The demonstrators who turned out today made it clear that the state’s efforts are in vain. They stayed in the street for an impromptu rally that went on some time after the Corbett forces abandoned the area. A day of activities is also planned for Oct. 22 to broaden the movement to free Abu-Jamal and in observation of the national day against police brutality and mass incarceration.
EMAJ Notes also this, from years-long Philadelphia activist for Mumia, Lee James:
“We did so well. Listening and watching I felt we do have a movement here and it gets stronger everytime they come at us. New people, new determination – it was truly power to the people. They had to come out in such force and it truly meant nothing. They have nothing. We spoke of Ferguson, Palestine, prisoners, MOVE. . It was our people all over the world. Thank you all – and to the future, Lee.”
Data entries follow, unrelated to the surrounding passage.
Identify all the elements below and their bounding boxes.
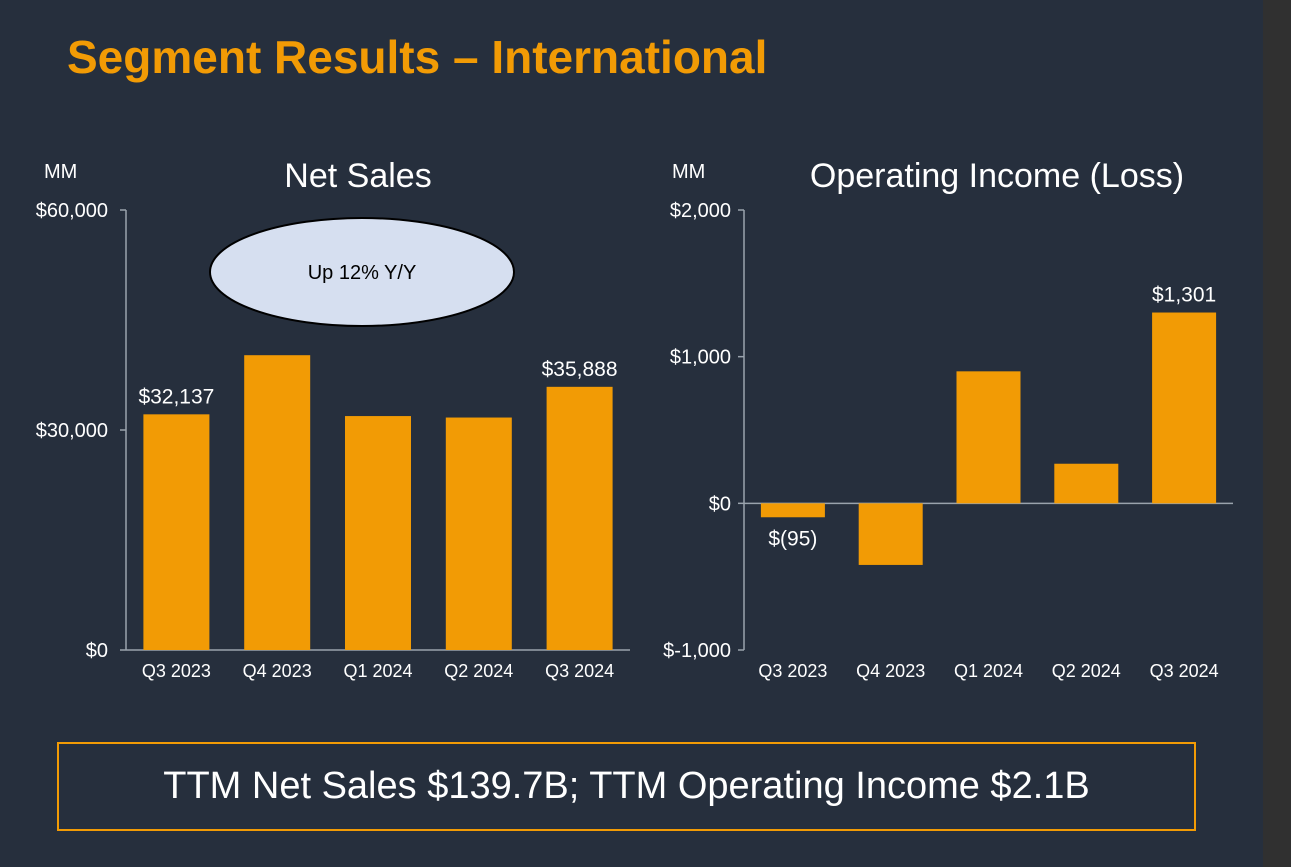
y-tick-label: $1,000 <box>670 347 731 369</box>
bar-q3-2024 <box>546 386 613 650</box>
y-tick-label: $30,000 <box>36 420 108 442</box>
chart-title: Operating Income (Loss) <box>810 157 1184 195</box>
x-tick-label: Q4 2023 <box>856 661 925 681</box>
bar-q3-2024 <box>1152 312 1217 504</box>
x-tick-label: Q2 2024 <box>1052 661 1121 681</box>
chart-title: Net Sales <box>284 157 431 195</box>
data-label: $32,137 <box>138 385 214 408</box>
callout-bubble <box>209 217 515 327</box>
y-tick-label: $60,000 <box>36 200 108 222</box>
x-tick-label: Q1 2024 <box>954 661 1023 681</box>
ttm-summary-text: TTM Net Sales $139.7B; TTM Operating Inc… <box>163 765 1090 807</box>
bar-q3-2023 <box>760 503 825 518</box>
ttm-summary-box: TTM Net Sales $139.7B; TTM Operating Inc… <box>57 742 1196 831</box>
bar-q1-2024 <box>345 416 411 650</box>
x-tick-label: Q3 2023 <box>142 661 211 681</box>
bar-q3-2023 <box>143 414 210 650</box>
x-tick-label: Q2 2024 <box>444 661 513 681</box>
y-tick-label: $2,000 <box>670 200 731 222</box>
bar-q2-2024 <box>445 417 512 650</box>
data-label: $1,301 <box>1152 284 1216 307</box>
x-tick-label: Q1 2024 <box>343 661 412 681</box>
bar-q2-2024 <box>1054 463 1119 504</box>
data-label: $(95) <box>768 527 817 550</box>
x-tick-label: Q3 2023 <box>758 661 827 681</box>
bar-q4-2023 <box>858 503 923 565</box>
window-edge-strip <box>1263 0 1291 867</box>
bar-q4-2023 <box>244 355 311 650</box>
net-sales-chart: Net Sales MM $0 $30,000 $60,000 Up 12% Y/Y Q3 … <box>36 157 630 681</box>
x-tick-label: Q4 2023 <box>243 661 312 681</box>
y-tick-label: $-1,000 <box>663 640 731 662</box>
callout-text: Up 12% Y/Y <box>308 262 417 284</box>
slide-title: Segment Results – International <box>67 31 768 83</box>
y-tick-label: $0 <box>86 640 108 662</box>
x-tick-label: Q3 2024 <box>545 661 614 681</box>
y-tick-label: $0 <box>709 493 731 515</box>
unit-label: MM <box>672 161 705 183</box>
operating-income-chart: Operating Income (Loss) MM $-1,000 $0 $1,000… <box>663 157 1233 681</box>
data-label: $35,888 <box>542 358 618 381</box>
unit-label: MM <box>44 161 77 183</box>
x-tick-label: Q3 2024 <box>1150 661 1219 681</box>
bar-q1-2024 <box>956 371 1021 504</box>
. . . and FROM PROFESSOR JOHANNA FERNANDEZ OF EMAJ AND THE CAMPAIGN TO BRING MUMIA HOME:
“Simple words can’t really capture what happened today. In the face of their antiseptic, proto-fascist ceremony, our side resounded with spirit, volume, color and poetry. People who were walking by wanted to hear more from our side, than from the white-man-march of 20 put on display by the cops and their followers.
It was truly a moment of the people and there were so many beautiful moments: our group trickled-in, a few at a time; but right at the start of the proceedings, when I looked back I saw that we had grown strong and I could see an abundance of colorful signs and banners with the beautiful Free Mumia NOW banner in front, which was photographed quite a bit by the media. And then there was that moment of fear at the beginning of the proceedings right before we broke the orchestrated ceremonial silence of the event and started chanting, strong, Brick By Brick, Wall by Wall, We’re Gonna Free Mumia Abu Jamal. The chants kept rolling throughout the proceedings and at some point Bro. Kamau decided to lift up our voices by pulling out the bull-horn (great idea!), which he used for a bit before the cops ask us to put it away. And then half way through the ceremony, Ramona couldn’t take it anymore and she broke out in speech and started exposing the contradiction of the term “victim relief,” in a city that dropped a bomb on the MOVE house. There was also a moment when a passerby said something about her son being in prison; at some point when we realized that the Bill was being signed we booed the Governor and before long Pam emerged from the back of the crowd with a liberated bull horn to tell us that this charade of a bill was a sign of weakness on the part of these fools in power and that they just went ahead a dragged themselves into a fight that they are most certainly going to lose. We got a kick-ass lecture from Tony, about the special role played by the people at the bottom of society during Philadelphia’s constitutional debates at the birth of the nation and we heard from a Brother whose imprisoned nephew was framed by the courts. We were so bad-ass that they didn’t quite know what to do with us as we bum-rushed their parade.
There were so many other classic moments; but above all this was another one of those moments of truth when the Mumia movement did what it had to do: confront power head-on in the streets — and it was beautiful.
I’m proud to be in this struggle with all of you.